The purpose of this study was to examine muscle–tendon behavior and muscle activation during bilateral hopping.
We enrolled nine subjects who had undergone surgical repair of unilateral AT rupture within the past 1–2 years. Subjects performed bilateral hopping while we took ultrasound, kinematic, and electromyogram recordings and measurements. AT behaviors were also recorded. We then compared responses between values obtained from the ruptured AT leg (LEGATR) and non-ruptured AT leg (LEGNOR).

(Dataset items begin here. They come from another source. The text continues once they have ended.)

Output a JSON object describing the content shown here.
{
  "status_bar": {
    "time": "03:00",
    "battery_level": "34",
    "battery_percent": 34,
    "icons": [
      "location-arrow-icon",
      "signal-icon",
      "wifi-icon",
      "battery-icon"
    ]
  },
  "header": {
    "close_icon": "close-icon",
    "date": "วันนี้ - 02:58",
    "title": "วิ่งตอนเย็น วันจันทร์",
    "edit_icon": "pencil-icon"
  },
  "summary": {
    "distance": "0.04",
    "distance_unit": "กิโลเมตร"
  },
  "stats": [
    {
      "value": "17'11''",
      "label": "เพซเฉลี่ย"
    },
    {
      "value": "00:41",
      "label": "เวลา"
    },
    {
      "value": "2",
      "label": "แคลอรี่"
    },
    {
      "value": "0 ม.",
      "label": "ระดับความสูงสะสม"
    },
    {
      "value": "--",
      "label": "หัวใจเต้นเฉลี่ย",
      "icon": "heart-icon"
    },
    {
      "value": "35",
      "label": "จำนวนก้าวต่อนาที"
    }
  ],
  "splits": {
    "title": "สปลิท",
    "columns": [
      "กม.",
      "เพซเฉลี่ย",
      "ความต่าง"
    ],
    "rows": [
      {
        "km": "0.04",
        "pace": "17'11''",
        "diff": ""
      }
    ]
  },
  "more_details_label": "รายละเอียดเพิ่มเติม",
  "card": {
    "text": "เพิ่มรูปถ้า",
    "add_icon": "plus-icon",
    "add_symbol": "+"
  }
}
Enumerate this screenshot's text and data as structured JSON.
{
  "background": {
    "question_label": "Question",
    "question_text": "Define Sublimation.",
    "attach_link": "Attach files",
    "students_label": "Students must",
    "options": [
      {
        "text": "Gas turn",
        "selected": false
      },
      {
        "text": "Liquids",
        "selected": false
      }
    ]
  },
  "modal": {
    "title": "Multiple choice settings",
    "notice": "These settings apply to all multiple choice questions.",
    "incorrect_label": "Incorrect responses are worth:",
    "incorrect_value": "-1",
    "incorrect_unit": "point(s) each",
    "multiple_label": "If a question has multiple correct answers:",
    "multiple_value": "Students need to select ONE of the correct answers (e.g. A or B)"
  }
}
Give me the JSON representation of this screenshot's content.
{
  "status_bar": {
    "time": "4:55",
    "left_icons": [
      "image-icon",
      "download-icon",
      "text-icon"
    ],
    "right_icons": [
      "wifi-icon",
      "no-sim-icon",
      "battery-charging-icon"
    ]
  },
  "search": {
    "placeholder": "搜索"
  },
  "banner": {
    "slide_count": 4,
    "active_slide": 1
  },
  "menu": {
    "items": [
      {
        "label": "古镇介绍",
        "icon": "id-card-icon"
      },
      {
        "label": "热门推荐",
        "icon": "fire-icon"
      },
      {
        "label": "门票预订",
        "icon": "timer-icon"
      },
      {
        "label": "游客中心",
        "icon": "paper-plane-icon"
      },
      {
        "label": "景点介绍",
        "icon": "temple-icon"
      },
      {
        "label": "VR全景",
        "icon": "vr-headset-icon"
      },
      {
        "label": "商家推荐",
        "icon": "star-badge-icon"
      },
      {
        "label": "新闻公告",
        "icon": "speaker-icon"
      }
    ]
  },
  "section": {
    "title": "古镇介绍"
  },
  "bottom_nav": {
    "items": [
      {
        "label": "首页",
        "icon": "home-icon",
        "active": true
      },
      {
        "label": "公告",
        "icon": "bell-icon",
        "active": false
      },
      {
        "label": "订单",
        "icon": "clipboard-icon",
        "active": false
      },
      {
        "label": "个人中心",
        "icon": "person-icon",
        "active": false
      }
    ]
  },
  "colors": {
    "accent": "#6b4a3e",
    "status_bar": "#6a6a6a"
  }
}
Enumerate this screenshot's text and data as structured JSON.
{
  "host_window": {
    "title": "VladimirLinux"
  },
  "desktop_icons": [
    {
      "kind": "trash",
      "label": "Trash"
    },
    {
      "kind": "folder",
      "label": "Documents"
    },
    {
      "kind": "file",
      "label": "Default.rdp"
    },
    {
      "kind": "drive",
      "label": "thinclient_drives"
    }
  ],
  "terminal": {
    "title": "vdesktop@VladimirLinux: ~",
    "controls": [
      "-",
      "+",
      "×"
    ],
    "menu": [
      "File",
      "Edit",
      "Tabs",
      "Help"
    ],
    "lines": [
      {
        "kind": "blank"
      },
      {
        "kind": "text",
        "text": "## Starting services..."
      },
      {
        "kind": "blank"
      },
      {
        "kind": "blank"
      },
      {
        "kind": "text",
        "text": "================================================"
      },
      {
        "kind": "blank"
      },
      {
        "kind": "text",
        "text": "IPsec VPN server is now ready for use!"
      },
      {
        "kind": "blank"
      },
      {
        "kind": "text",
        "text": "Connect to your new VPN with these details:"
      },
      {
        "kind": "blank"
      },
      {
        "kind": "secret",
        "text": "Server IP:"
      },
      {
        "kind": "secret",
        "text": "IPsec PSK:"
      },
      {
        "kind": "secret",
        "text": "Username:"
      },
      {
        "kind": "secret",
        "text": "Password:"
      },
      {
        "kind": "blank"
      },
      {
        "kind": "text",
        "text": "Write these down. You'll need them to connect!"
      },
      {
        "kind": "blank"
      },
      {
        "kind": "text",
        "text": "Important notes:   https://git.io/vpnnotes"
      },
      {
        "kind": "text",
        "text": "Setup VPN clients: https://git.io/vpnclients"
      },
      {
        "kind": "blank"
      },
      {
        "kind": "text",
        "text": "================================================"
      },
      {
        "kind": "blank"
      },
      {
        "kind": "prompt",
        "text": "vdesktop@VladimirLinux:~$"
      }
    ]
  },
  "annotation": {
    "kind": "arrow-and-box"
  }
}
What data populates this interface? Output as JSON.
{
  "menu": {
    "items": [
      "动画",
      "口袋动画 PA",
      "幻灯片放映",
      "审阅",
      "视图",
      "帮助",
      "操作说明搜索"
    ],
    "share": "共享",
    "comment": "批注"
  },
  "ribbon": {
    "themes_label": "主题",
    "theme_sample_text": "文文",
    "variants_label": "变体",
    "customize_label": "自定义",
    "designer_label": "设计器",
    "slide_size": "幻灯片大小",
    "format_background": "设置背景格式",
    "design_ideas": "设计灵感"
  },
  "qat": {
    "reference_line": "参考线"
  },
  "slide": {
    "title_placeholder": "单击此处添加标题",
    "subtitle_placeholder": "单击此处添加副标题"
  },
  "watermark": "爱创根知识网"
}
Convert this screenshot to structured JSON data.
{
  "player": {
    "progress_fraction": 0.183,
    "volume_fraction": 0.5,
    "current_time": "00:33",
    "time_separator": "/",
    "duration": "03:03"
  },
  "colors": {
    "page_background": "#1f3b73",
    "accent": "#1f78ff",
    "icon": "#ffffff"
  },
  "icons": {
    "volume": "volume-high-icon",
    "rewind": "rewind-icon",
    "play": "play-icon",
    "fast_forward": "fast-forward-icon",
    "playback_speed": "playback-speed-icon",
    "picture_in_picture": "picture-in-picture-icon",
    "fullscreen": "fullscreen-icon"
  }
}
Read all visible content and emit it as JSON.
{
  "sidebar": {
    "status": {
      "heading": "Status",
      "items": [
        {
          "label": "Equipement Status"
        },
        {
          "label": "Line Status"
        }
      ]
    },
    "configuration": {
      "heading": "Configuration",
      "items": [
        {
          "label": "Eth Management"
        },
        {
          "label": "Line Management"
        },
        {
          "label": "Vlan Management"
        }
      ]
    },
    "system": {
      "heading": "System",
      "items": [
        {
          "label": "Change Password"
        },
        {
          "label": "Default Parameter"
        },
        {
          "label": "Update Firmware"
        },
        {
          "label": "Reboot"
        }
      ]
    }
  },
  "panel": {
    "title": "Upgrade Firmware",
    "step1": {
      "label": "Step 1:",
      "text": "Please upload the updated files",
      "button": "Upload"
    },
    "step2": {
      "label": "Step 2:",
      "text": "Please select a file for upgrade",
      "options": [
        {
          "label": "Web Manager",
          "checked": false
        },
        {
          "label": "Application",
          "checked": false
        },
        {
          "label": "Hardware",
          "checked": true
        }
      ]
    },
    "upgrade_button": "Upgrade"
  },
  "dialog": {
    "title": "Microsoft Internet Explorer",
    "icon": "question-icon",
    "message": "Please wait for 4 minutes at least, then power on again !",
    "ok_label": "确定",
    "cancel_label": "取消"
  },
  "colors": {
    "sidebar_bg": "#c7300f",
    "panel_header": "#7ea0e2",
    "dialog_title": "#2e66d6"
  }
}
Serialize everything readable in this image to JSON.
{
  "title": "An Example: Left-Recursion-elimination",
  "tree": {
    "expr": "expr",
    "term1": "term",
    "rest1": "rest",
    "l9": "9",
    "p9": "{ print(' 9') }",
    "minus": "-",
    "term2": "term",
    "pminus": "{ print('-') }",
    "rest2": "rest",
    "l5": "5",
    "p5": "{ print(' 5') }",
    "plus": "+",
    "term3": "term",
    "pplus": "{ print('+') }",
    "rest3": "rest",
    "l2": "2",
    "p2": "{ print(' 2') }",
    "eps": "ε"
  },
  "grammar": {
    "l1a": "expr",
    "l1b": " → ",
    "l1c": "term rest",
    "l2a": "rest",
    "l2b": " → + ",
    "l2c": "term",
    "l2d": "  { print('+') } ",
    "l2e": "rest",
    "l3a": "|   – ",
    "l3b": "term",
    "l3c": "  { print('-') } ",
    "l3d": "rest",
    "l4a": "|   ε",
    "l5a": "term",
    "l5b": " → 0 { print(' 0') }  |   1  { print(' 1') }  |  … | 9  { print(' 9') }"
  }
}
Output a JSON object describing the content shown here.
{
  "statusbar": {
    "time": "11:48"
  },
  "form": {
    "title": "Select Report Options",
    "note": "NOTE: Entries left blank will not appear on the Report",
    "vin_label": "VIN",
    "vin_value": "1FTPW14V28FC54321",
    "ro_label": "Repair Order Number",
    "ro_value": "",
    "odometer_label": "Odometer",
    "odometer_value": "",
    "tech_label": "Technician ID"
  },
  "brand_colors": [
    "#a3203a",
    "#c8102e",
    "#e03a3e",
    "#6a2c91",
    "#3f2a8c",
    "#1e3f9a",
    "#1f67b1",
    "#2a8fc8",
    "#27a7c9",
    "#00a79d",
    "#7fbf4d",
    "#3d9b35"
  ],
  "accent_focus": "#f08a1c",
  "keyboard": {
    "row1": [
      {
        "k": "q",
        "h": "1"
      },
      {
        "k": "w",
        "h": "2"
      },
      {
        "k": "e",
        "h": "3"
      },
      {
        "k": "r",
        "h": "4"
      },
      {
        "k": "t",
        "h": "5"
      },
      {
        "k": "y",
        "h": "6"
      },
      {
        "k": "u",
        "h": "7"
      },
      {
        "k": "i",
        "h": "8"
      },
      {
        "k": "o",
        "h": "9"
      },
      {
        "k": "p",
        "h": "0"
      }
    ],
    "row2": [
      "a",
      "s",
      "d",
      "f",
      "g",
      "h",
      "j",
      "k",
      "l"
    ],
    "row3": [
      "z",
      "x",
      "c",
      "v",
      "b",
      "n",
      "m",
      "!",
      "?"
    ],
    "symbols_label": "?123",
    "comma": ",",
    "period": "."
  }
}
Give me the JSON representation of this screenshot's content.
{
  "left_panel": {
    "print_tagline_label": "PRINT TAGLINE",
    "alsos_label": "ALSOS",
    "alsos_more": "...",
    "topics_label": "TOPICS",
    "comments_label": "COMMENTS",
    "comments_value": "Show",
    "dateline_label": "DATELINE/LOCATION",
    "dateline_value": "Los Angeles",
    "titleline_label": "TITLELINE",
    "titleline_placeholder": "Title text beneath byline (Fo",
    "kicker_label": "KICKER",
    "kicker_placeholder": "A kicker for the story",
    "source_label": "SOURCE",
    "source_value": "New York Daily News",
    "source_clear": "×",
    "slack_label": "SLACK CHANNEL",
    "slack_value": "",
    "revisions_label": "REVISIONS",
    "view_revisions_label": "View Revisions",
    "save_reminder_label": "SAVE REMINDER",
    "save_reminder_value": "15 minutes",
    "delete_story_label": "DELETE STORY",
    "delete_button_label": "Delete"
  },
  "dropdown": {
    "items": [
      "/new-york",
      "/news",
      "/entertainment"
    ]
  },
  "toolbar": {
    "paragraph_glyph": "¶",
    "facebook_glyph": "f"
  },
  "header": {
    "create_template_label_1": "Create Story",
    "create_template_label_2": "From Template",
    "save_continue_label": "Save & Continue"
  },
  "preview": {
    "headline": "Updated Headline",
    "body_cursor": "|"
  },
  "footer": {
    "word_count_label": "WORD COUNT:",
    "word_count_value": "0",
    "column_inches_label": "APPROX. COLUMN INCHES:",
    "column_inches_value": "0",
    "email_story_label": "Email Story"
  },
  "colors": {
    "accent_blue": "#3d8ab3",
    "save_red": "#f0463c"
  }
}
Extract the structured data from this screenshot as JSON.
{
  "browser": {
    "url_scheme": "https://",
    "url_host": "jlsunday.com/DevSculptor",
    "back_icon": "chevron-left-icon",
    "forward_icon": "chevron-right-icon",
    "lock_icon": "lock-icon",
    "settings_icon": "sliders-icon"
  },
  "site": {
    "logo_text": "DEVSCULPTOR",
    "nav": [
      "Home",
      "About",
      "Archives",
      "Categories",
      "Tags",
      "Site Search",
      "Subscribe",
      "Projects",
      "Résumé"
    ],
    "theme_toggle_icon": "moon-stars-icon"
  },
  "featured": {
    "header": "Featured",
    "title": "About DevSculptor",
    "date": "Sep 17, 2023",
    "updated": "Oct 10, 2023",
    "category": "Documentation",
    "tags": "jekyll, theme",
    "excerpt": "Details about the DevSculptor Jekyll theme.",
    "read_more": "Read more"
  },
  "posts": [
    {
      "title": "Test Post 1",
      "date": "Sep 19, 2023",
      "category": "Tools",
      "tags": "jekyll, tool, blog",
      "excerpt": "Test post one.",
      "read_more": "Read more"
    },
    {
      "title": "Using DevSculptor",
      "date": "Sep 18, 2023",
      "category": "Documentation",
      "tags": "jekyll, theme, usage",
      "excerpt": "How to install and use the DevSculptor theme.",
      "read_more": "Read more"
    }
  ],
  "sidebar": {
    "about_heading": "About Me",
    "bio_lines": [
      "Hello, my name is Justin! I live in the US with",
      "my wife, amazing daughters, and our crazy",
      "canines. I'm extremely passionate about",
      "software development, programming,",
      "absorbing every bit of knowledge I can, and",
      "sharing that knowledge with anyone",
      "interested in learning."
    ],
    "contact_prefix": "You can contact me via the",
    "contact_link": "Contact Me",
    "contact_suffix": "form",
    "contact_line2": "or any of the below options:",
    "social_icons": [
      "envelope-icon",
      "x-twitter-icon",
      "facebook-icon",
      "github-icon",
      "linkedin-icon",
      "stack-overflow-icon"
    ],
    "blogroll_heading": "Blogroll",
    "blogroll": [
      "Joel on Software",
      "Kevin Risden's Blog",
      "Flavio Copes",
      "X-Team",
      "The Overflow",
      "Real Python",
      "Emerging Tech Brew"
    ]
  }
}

During hopping, the AT stretching amplitudes were greater in the LEGATR than in the LEGNOR, although the peak AT force and stiffness were smaller in the LEGATR than in the LEGNOR. The AT negative mechanical work did not show any significant differences between both legs. However, positive works were significantly lower in the LEGATR than in the LEGNOR. Electromyogram patterns in both soleus and tibialis anterior muscles clearly differed after ground contact for the LEGATR and the LEGNOR.
These results suggest that the repaired ruptured AT can be compliant and have insufficient Young’s modulus, which can influence mechanical responses in muscle activities. The modulation of agonist–antagonist muscle activities corresponding to the different levels of stiffness between the LEGATR and the LEGNOR may not be fully functioning during the pre-activation phase.